Using Pandas for CSV to Excel Conversion
The most straightforward approach is using the pandas
library, which provides robust tools for data manipulation. First, install pandas using pip:
pip install pandas openpyxl
Here's a basic example of converting a CSV file to Excel:
import pandas as pd
# Read CSV file
df = pd.read_csv('input.csv')
# Save as Excel file
df.to_excel('output.xlsx', index=False)
Adding Formatting Options
For more control over the output, you can add formatting options. This is particularly useful when dealing with missing data in CSV files:
import pandas as pd
# Read CSV file
df = pd.read_csv('input.csv')
# Create Excel writer object
with pd.ExcelWriter('output.xlsx', engine='openpyxl') as writer:
df.to_excel(writer, sheet_name='Sheet1', index=False)
# Get workbook and worksheet objects
workbook = writer.book
worksheet = writer.sheets['Sheet1']
# Add formatting
worksheet.column_dimensions['A'].width = 15
worksheet.column_dimensions['B'].width = 20
Handling Multiple Sheets
When working with multiple CSV files, you might want to combine them into a single Excel workbook. This approach is similar to merging multiple CSV files:
import pandas as pd
# Read multiple CSV files
df1 = pd.read_csv('file1.csv')
df2 = pd.read_csv('file2.csv')
# Create Excel writer object
with pd.ExcelWriter('output.xlsx') as writer:
df1.to_excel(writer, sheet_name='Sheet1', index=False)
df2.to_excel(writer, sheet_name='Sheet2', index=False)
Data Processing Before Conversion
Sometimes you might need to process your data before converting it.

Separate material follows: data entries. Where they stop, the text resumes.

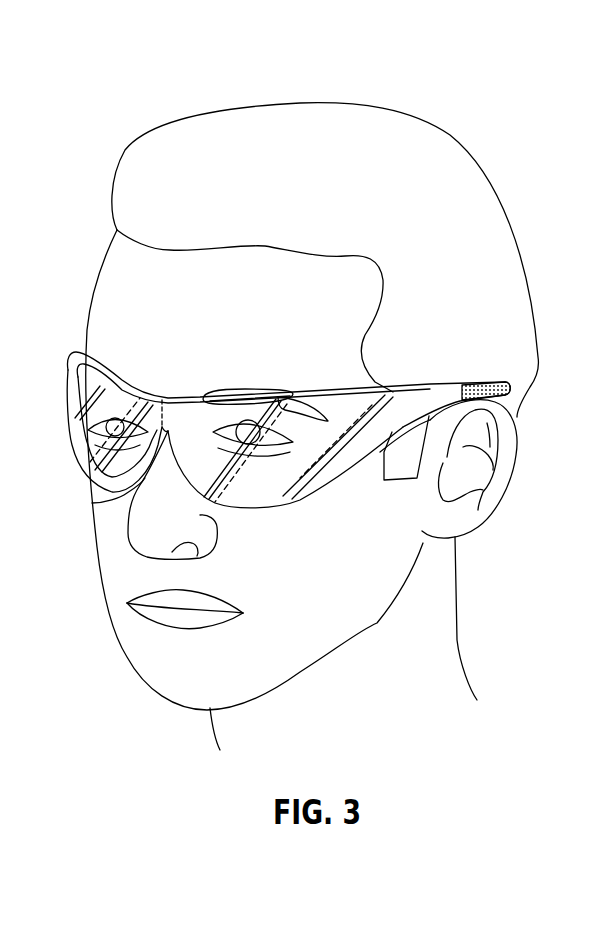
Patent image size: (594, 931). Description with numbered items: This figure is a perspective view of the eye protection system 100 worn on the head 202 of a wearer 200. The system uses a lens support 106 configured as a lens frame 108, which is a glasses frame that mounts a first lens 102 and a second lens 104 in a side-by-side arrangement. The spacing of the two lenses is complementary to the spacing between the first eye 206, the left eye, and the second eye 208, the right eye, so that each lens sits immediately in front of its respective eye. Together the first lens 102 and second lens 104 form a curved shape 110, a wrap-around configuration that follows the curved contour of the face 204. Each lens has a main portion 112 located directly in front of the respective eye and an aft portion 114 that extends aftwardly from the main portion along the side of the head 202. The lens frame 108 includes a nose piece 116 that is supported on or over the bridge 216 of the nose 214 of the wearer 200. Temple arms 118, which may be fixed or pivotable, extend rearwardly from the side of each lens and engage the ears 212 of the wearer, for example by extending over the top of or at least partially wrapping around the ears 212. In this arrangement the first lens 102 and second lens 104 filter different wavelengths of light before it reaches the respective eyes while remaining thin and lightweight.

The eye protection system 100 is at (68, 352).
The first lens 102 is at (300, 490).
The second lens 104 is at (83, 446).
The lens support 106 is at (333, 388).
The lens frame 108 is at (212, 395).
The curved shape 110 is at (245, 400).
The main portion 112 is at (250, 508).
The aft portion 114 is at (360, 465).
The nose piece 116 is at (173, 427).
The temple arms 118 is at (440, 385).
The wearer 200 is at (120, 122).
The head 202 is at (310, 105).
The face 204 is at (97, 565).
The first eye 206 is at (298, 395).
The second eye 208 is at (115, 415).
The ears 212 is at (518, 450).
The nose 214 is at (130, 533).
The bridge 216 is at (92, 503).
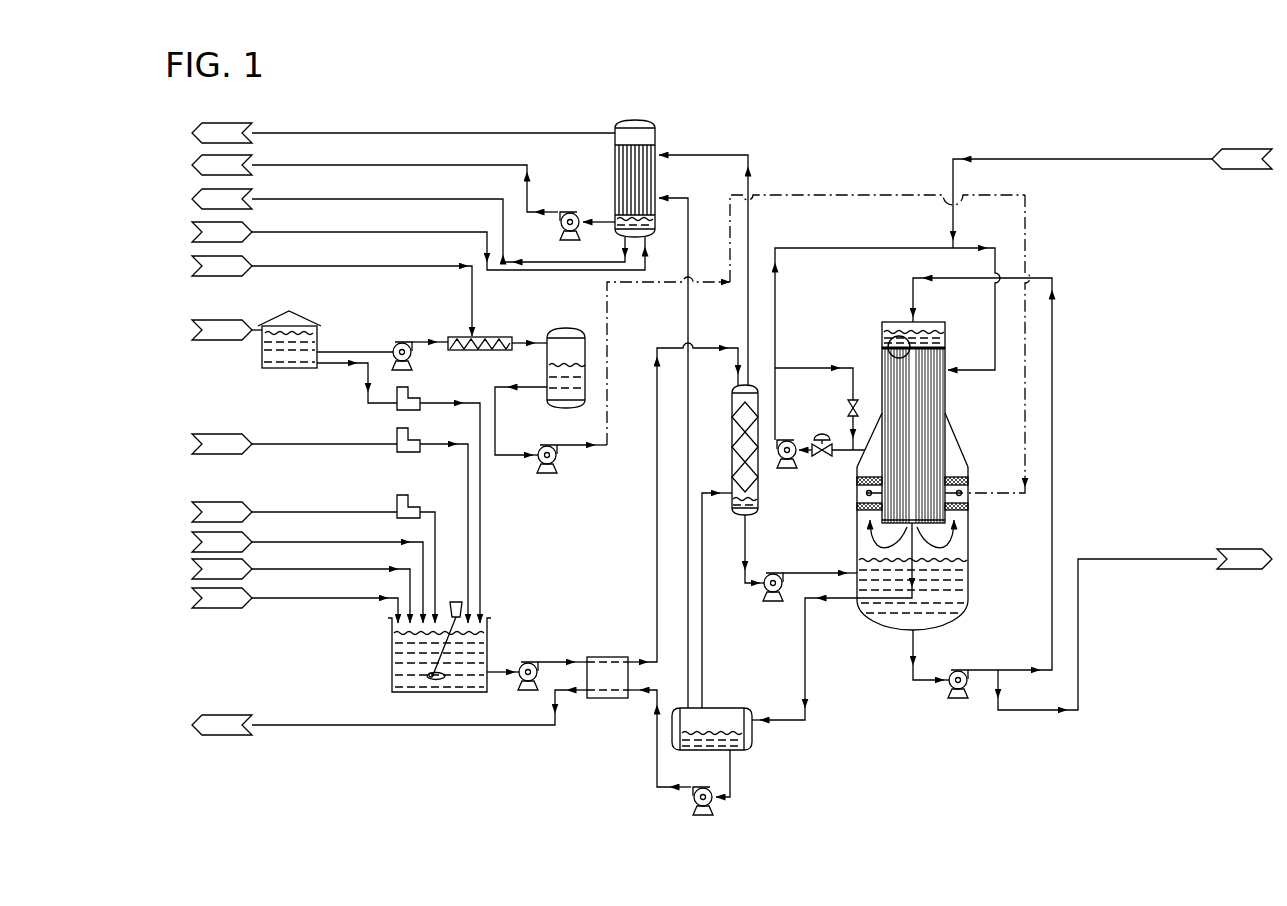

For instance, you might want to sort your CSV data or extract specific columns:
import pandas as pd
# Read CSV file
df = pd.read_csv('input.csv')
# Process data
df_sorted = df.sort_values('column_name')
df_selected = df[['column1', 'column2']]
# Save processed data
df_selected.to_excel('processed_output.xlsx', index=False)
Error Handling
It's important to implement proper error handling when working with file operations:
import pandas as pd
import sys
try:
df = pd.read_csv('input.csv')
df.to_excel('output.xlsx', index=False)
except FileNotFoundError:
print("Input file not found")
except Exception as e:
print(f"An error occurred: {str(e)}")
Conclusion
Converting CSV files to Excel format in Python is straightforward with the pandas library. Remember to consider formatting options, handle errors properly, and process your data as needed.
For large datasets, consider using efficient processing methods to optimize performance. Always validate your output to ensure data integrity.